CCL Products reported robust Q3 FY ’26 results, achieving Group turnover of INR1,053 crores, marking a 38% growth year-over-year. EBITDA grew by 47% to INR187.56 crores, while net profit surged by 59% to INR100.26 crores. Management maintained stable guidance, emphasizing volume and EBITDA growth over short-term coffee price fluctuations. The company also highlighted strong momentum in its domestic branded retail sales and confirmed an interim dividend of INR2.75 per share.
CCL Products Q3 FY ’26 Performance Overview
CCL Products (India) Limited held its Q3 FY ’26 Earnings Conference Call on February 05, 2026, detailing strong performance across its consolidated operations for the third quarter and the nine-month period ending December 31, 2025.
Group Financial Highlights (Q3 FY ’26 vs.
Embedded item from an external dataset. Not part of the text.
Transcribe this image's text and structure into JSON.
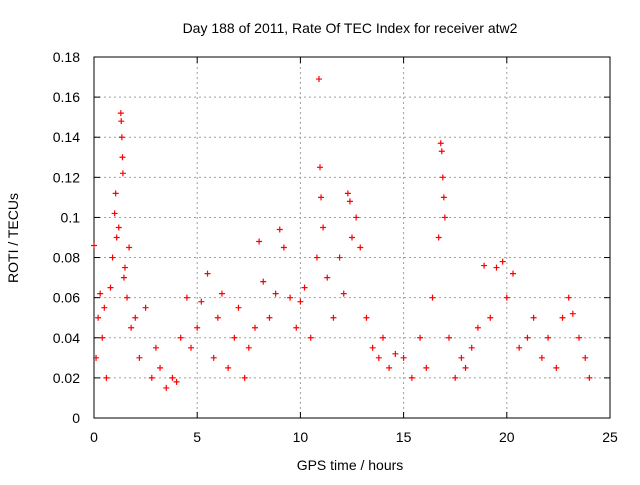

Q3 FY ’25)
- Turnover: Grew by 38%, reaching INR1,053 crores (vs. INR761 crores last year).
- EBITDA: Increased by 47% to INR187.56 crores (vs. INR127.22 crores).
- Net Profit: Increased by 59% to INR100.26 crores.
Nine-Month Performance (9M FY ’26 vs. 9M FY ’25)
The group demonstrated sustained acceleration over the nine-month period:
- Turnover Growth: 42% growth, reaching INR3,239.41 crores.
- EBITDA Growth: 38% growth, standing at INR547.6 crores.
- Net Profit Growth: 31% growth, totaling INR273.57 crores.
Key Business Segments and Operational Metrics
Domestic Branded Business
The domestic market continues to show strong momentum. Gross sales were approximately INR180 crores for the quarter, with branded sales contributing close to INR120 crores. For the 9-month period, branded sales were around INR330 crores. Management noted aggressive expansion, with distribution reaching 140,000 outlets and strong penetration in e-commerce platforms where the company ranks as a number 2 or 3 player in several instances.
Capacity Utilization and Volume Growth
Management addressed the relationship between price and volume:
- The 38% revenue growth in the quarter was driven by approximately 20% volume growth and 18% to 20% value growth derived from coffee prices.
- Overall capacity utilization currently sits around 65% to 70%. The company expects to reach 85% to 90% utilization levels within the next two years, after which capacity expansion decisions will be revisited.
Margin Stability and Pricing Model
The company strongly reiterated its cost-plus pricing model, assuring analysts that EBITDA per kilo remains stable and unimpacted by volatility in green coffee prices. EBITDA per kilo has improved to the INR135–INR140 levels, which management intends to maintain long-term, acknowledging minor quarterly variations due to product mix.
Balance Sheet and Cash Flow
Efforts to deleverage the balance sheet are proving successful. Gross debt decreased from INR2,000 crores a year ago to INR1,448 crores as of December 31, 2025. The net debt stands at INR1,248 crores, with an average interest rate of around 7%. Free cash flow generation is robust, projected to be slightly ahead of INR700 crores on a TTM basis for the current fiscal year, with minimal capital expenditure anticipated for FY ’27 and FY ’28.
Diversification and Future Outlook
The leadership team confirmed that diversification efforts are ongoing beyond core coffee operations. While the company previously experimented with plant-based meat, it has strategically paused that category due to poor market response. New experiments include traditional snacks under the Malgudi brand. Regarding 2-in-1 and 3-in-1 products, these remain popular in Southeast Asia, but growth in India and Europe requires a longer development timeline due to strong local milk supply chains.
Guidance Confirmation
While the guidance for the current year’s EBITDA growth (initially 15%-20% Y-o-Y) has already been revised up to approximately 25%, management stated they will wait one to two months post the Lunar New Year holidays to issue detailed guidance for the following fiscal year, contingent on stable coffee prices and contract evolution.